The later Dysart House appears to have been built on or near the site of the original castle, though its ruins are now marked only on old Ordnance Survey maps. The earthworks visible today spread across the fields east of Dysart church and graveyard, offering tantalising glimpses of the estate’s medieval layout. These undulating features in the landscape, best seen from above in digital aerial photography from 2011, likely represent the foundations of the castle’s defensive walls, the outline of the bawn, and perhaps traces of those numerous messuages and gardens mentioned in the historical records.

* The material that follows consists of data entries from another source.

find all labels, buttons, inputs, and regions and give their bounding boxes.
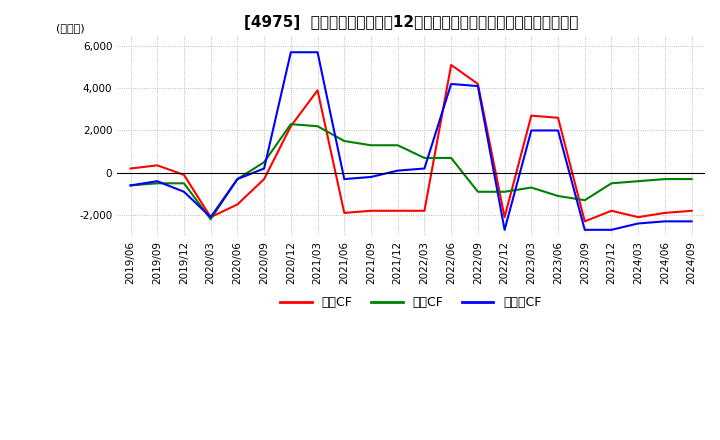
営業CF	[447, 62, 456, 68]
投資CF	[287, 121, 295, 127]
投資CF	[580, 198, 589, 203]
投資CF	[634, 179, 642, 184]
投資CF	[607, 181, 616, 186]
フリーCF	[260, 166, 269, 171]
営業CF	[233, 202, 242, 207]
営業CF	[500, 214, 509, 220]
Line: 投資CF: 投資CF	[130, 124, 692, 219]
フリーCF	[179, 189, 188, 194]
営業CF	[126, 166, 135, 171]
投資CF	[393, 143, 402, 148]
投資CF	[554, 193, 562, 198]
営業CF	[313, 88, 322, 93]
フリーCF	[527, 128, 536, 133]
Title: [4975]  キャッシュフローの12か月移動合計の対前年同期増減額の推移: [4975] キャッシュフローの12か月移動合計の対前年同期増減額の推移	[244, 15, 578, 30]
フリーCF	[474, 84, 482, 89]
フリーCF	[153, 179, 161, 184]
営業CF	[688, 208, 696, 213]
フリーCF	[287, 50, 295, 55]
フリーCF	[500, 227, 509, 232]
営業CF	[634, 214, 642, 220]
フリーCF	[233, 176, 242, 182]
投資CF	[179, 181, 188, 186]
投資CF	[126, 183, 135, 188]
フリーCF	[607, 227, 616, 232]
フリーCF	[393, 168, 402, 173]
投資CF	[260, 160, 269, 165]
投資CF	[660, 176, 669, 182]
投資CF	[420, 155, 428, 161]
投資CF	[207, 216, 215, 222]
投資CF	[688, 176, 696, 182]
投資CF	[313, 124, 322, 129]
フリーCF	[340, 176, 348, 182]
営業CF	[580, 219, 589, 224]
Line: 営業CF: 営業CF	[130, 65, 692, 221]
投資CF	[474, 189, 482, 194]
フリーCF	[554, 128, 562, 133]
投資CF	[527, 185, 536, 190]
Y-axis label: (百万円): (百万円)	[56, 23, 84, 33]
Line: フリーCF: フリーCF	[130, 52, 692, 230]
営業CF	[153, 163, 161, 168]
営業CF	[554, 115, 562, 121]
営業CF	[207, 214, 215, 220]
営業CF	[527, 113, 536, 118]
フリーCF	[313, 50, 322, 55]
営業CF	[287, 124, 295, 129]
フリーCF	[420, 166, 428, 171]
営業CF	[366, 208, 375, 213]
フリーCF	[660, 219, 669, 224]
フリーCF	[207, 214, 215, 220]
営業CF	[420, 208, 428, 213]
営業CF	[260, 176, 269, 182]
営業CF	[660, 210, 669, 216]
Legend: 営業CF, 投資CF, フリーCF: 営業CF, 投資CF, フリーCF	[275, 291, 546, 314]
投資CF	[153, 181, 161, 186]
フリーCF	[447, 81, 456, 87]
フリーCF	[688, 219, 696, 224]
投資CF	[340, 139, 348, 144]
投資CF	[447, 155, 456, 161]
投資CF	[233, 176, 242, 182]
営業CF	[474, 81, 482, 87]
営業CF	[340, 210, 348, 216]
フリーCF	[580, 227, 589, 232]
営業CF	[179, 172, 188, 177]
営業CF	[393, 208, 402, 213]
営業CF	[607, 208, 616, 213]
フリーCF	[126, 183, 135, 188]
フリーCF	[366, 174, 375, 180]
投資CF	[500, 189, 509, 194]
投資CF	[366, 143, 375, 148]
フリーCF	[634, 221, 642, 226]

Sir Robert Nugent’s acquisition of the manor of Disert, as it was then spelled, came during the Plantation period when many Irish lands were redistributed to English and Scottish settlers. The presence of a lough, or small lake, alongside the fish pond suggests the estate was largely self-sufficient, whilst the substantial number of dwellings indicates it supported a considerable population. Today, these layers of history; from medieval fortification to plantation manor to later country house; create a palimpsest in the Westmeath landscape that continues to intrigue historians and archaeologists alike.